By whatever measure applied - cost, potential delays, number of private businesses affected, water table, desire of the Jazz ownership - the northern downtown site is best.That location, known as Site A, is bordered by South Temple, First South, Third West and Fourth West. The alternate location, Site B, lies between Third and Fourth South and West Temple and Second West.
It certainly could not have been easy for the RDA to overrule its own Planning Commission, which voted 6-1 earlier this week in favor of Site B. But the compelling arguments in favor of Site A are reflected in the RDA vote - a unanimous 7-0.
The City Council-RDA members are to be commended for their quick decision. Because of the hours of testimony at the hearing this week, it had been thought that a decision might not be made until April 11 at the earliest.
Every move to expedite the new arena is another plus. Plans call for the arena to be completed by Aug. 31, 1991, only 30 days before the start of the National Basketball Association season that year. That doesn't allow a lot of time for delays.
The arena itself will be built by Jazz owner Larry H. Miller, who will raise the necessary $45 million. The property on which the arena will stand is to be acquired by the RDA through a $20 million bond program.
The choice of Site A certainly simplifies the property acquisition. Only four businesses and two major landowners occupy the 10-acre block. Relocation costs reportedly will be zero and demolition costs only $190,000.
By contrast, Site B has more than a dozen businesses. Relocation costs would have been $275,000 and demolition $320,000. In addition, the business owners had threatened court action to stall condemnation of their property.

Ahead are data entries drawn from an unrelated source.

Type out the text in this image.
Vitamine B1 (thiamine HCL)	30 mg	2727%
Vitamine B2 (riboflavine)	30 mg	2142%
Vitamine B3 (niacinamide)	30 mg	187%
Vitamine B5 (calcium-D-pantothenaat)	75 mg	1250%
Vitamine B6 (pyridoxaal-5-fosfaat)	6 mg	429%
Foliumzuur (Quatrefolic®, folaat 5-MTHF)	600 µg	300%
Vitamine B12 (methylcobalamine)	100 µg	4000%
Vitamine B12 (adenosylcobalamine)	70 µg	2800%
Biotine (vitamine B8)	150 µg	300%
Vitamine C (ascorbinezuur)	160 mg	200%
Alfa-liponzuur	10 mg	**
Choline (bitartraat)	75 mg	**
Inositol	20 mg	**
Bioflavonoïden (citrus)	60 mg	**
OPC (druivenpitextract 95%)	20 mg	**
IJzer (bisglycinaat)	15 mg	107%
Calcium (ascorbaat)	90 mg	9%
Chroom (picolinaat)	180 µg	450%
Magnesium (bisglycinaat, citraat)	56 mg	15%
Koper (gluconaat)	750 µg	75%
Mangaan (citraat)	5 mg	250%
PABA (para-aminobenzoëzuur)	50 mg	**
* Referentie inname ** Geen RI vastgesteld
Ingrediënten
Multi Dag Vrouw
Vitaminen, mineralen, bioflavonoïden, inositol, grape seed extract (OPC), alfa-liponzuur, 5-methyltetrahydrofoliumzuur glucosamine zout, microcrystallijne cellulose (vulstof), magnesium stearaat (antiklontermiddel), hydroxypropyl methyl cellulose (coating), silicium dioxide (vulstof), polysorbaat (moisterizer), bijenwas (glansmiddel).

The RDA choice also follows the recommendation of the arena architect and a Regional/Urban Design Assistance Team. The R/UDAT group, composed of out-of-state consultants who studied the city last year, said the northern site was best for an arena because it tied into an "entertainment, arts and sports district" already anchored in the area by the Salt Palace.
Now that the site decision has been made, all parties need to push ahead with the new Jazz arena and guarantee that major league professional basketball will remain part of Utah.